«Опасаюсь только, что стану «невольно» рисоваться, чтобы заслужить эту отметку» (1 июля 1896 года).
Такая закрытость, скованность, излишняя подозрительность в отношениях с самим собой, конечно, мешает задаче дневника; но и в дневнике-протоколе событий историк найдет необходимые ему факты.
Какой же дневник предпочтет архивист? Как мог уже увидеть читатель, дневники разных — по складу характера своего, по способу отношения к миру, по мере самооценки и прочее — людей становятся источниками разного назначения.
Именно поэтому и нельзя, в сущности, ответить с определенностью на вопрос — как вести дневник?
Что именно в нем записывать? Самые разнообразные факты времени нуждаются в письменной их фиксации — также и те, что отразились в текущей печати.

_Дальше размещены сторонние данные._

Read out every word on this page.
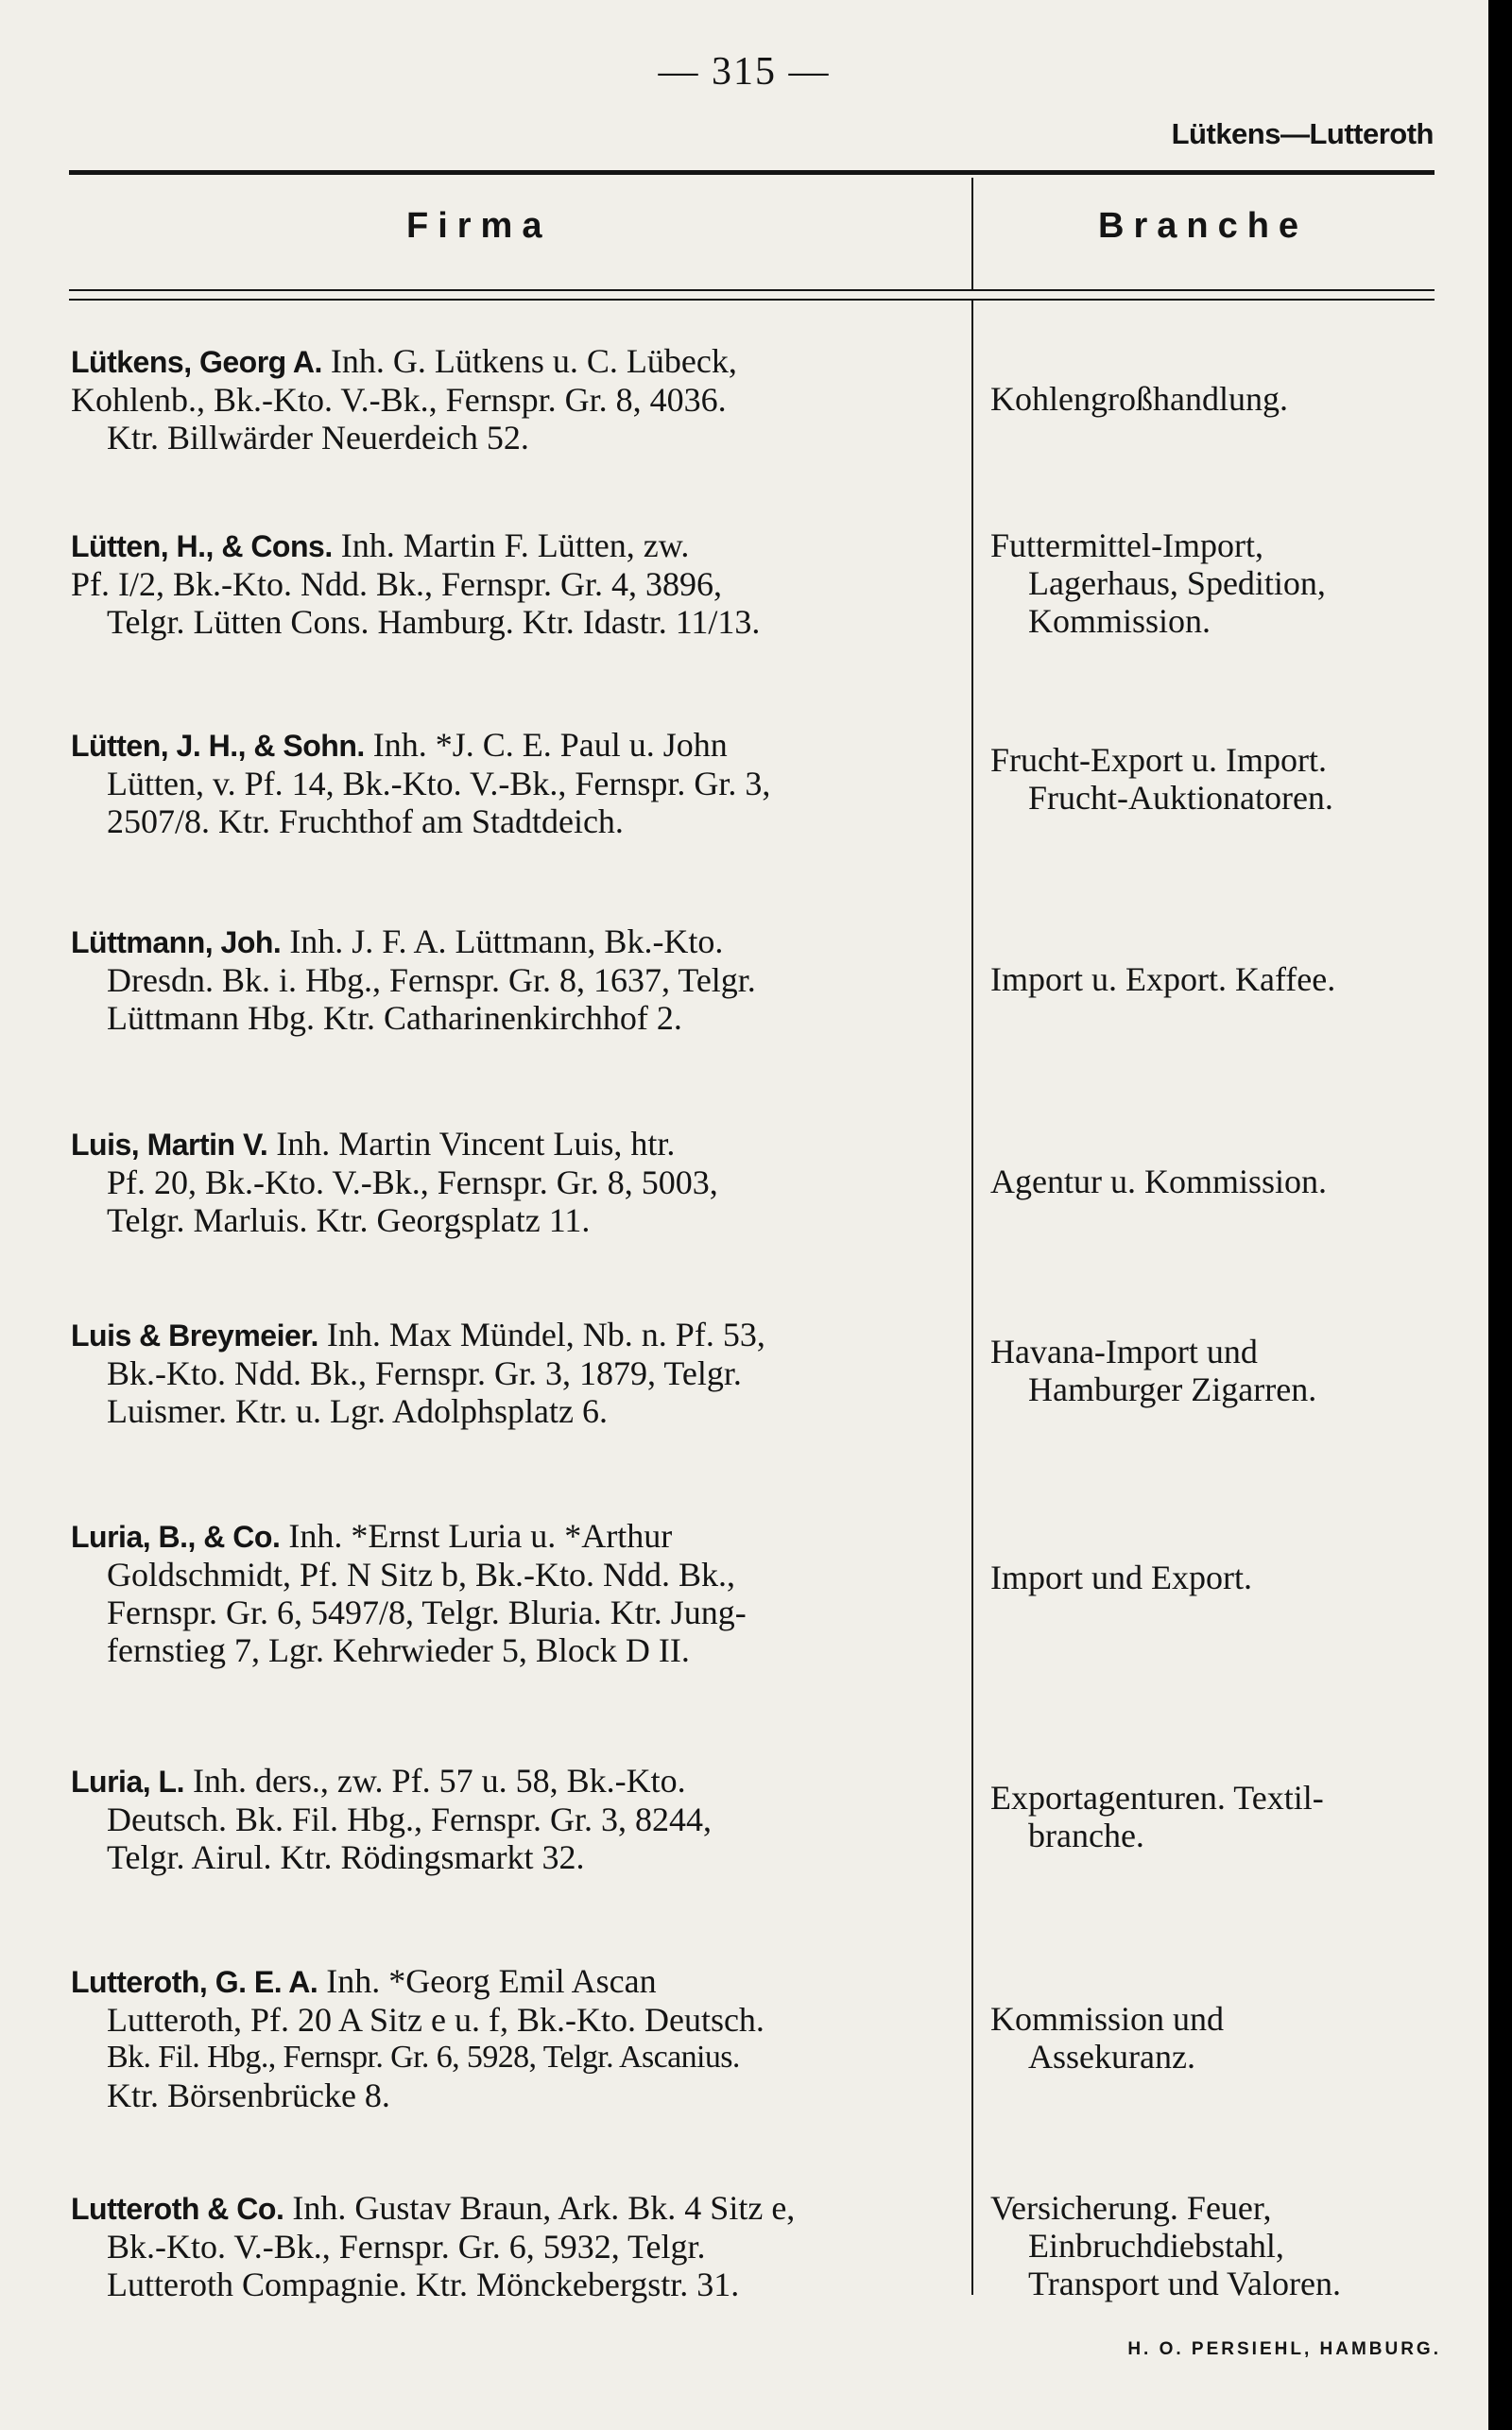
— 315 —
Lütkens—Lutteroth
Firma	Branche
Lütkens, Georg A. Inh. G. Lütkens u. C. Lübeck,
Kohlenb., Bk.-Kto. V.-Bk., Fernspr. Gr. 8, 4036.
Ktr. Billwärder Neuerdeich 52.

Kohlengroßhandlung.
Lütten, H., & Cons. Inh. Martin F. Lütten, zw.
Pf. I/2, Bk.-Kto. Ndd. Bk., Fernspr. Gr. 4, 3896,
Telgr. Lütten Cons. Hamburg. Ktr. Idastr. 11/13.
Futtermittel-Import,
Lagerhaus, Spedition,
Kommission.
Lütten, J. H., & Sohn. Inh. *J. C. E. Paul u. John
Lütten, v. Pf. 14, Bk.-Kto. V.-Bk., Fernspr. Gr. 3,
2507/8. Ktr. Fruchthof am Stadtdeich.
Frucht-Export u. Import.
Frucht-Auktionatoren.
Lüttmann, Joh. Inh. J. F. A. Lüttmann, Bk.-Kto.
Dresdn. Bk. i. Hbg., Fernspr. Gr. 8, 1637, Telgr.
Lüttmann Hbg. Ktr. Catharinenkirchhof 2.

Import u. Export. Kaffee.
Luis, Martin V. Inh. Martin Vincent Luis, htr.
Pf. 20, Bk.-Kto. V.-Bk., Fernspr. Gr. 8, 5003,
Telgr. Marluis. Ktr. Georgsplatz 11.

Agentur u. Kommission.
Luis & Breymeier. Inh. Max Mündel, Nb. n. Pf. 53,
Bk.-Kto. Ndd. Bk., Fernspr. Gr. 3, 1879, Telgr.
Luismer. Ktr. u. Lgr. Adolphsplatz 6.
Havana-Import und
Hamburger Zigarren.
Luria, B., & Co. Inh. *Ernst Luria u. *Arthur
Goldschmidt, Pf. N Sitz b, Bk.-Kto. Ndd. Bk.,
Fernspr. Gr. 6, 5497/8, Telgr. Bluria. Ktr. Jung-
fernstieg 7, Lgr. Kehrwieder 5, Block D II.
Import und Export.
Luria, L. Inh. ders., zw. Pf. 57 u. 58, Bk.-Kto.
Deutsch. Bk. Fil. Hbg., Fernspr. Gr. 3, 8244,
Telgr. Airul. Ktr. Rödingsmarkt 32.
Exportagenturen. Textil-
branche.
Lutteroth, G. E. A. Inh. *Georg Emil Ascan
Lutteroth, Pf. 20 A Sitz e u. f, Bk.-Kto. Deutsch.
Bk. Fil. Hbg., Fernspr. Gr. 6, 5928, Telgr. Ascanius.
Ktr. Börsenbrücke 8.
Kommission und
Assekuranz.
Lutteroth & Co. Inh. Gustav Braun, Ark. Bk. 4 Sitz e,
Bk.-Kto. V.-Bk., Fernspr. Gr. 6, 5932, Telgr.
Lutteroth Compagnie. Ktr. Mönckebergstr. 31.
Versicherung. Feuer,
Einbruchdiebstahl,
Transport und Valoren.
H. O. PERSIEHL, HAMBURG.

Это нужно прежде всего самому человеку: уже через год-два он не вспомнит точно того, что, казалось, не может забыться; даже перечень имен в опубликованном документе оказывается разным в памяти собеседников-современников — а всем им казалось, что они не забудут этого никогда!
Какой же прок будущему историку в том, что он натолкнется в дневнике на факт, отраженный в печатных источниках?
— Какой же прок будущему историку в том, что он натолкнется в дневнике на факт, отраженный в печатных источниках?
— В том и дело, что перед ним будет факт иного рода, характеризующий уже восприятие некоего события общественным осознанием современности. Существует особая проблема — пробелы в источниках.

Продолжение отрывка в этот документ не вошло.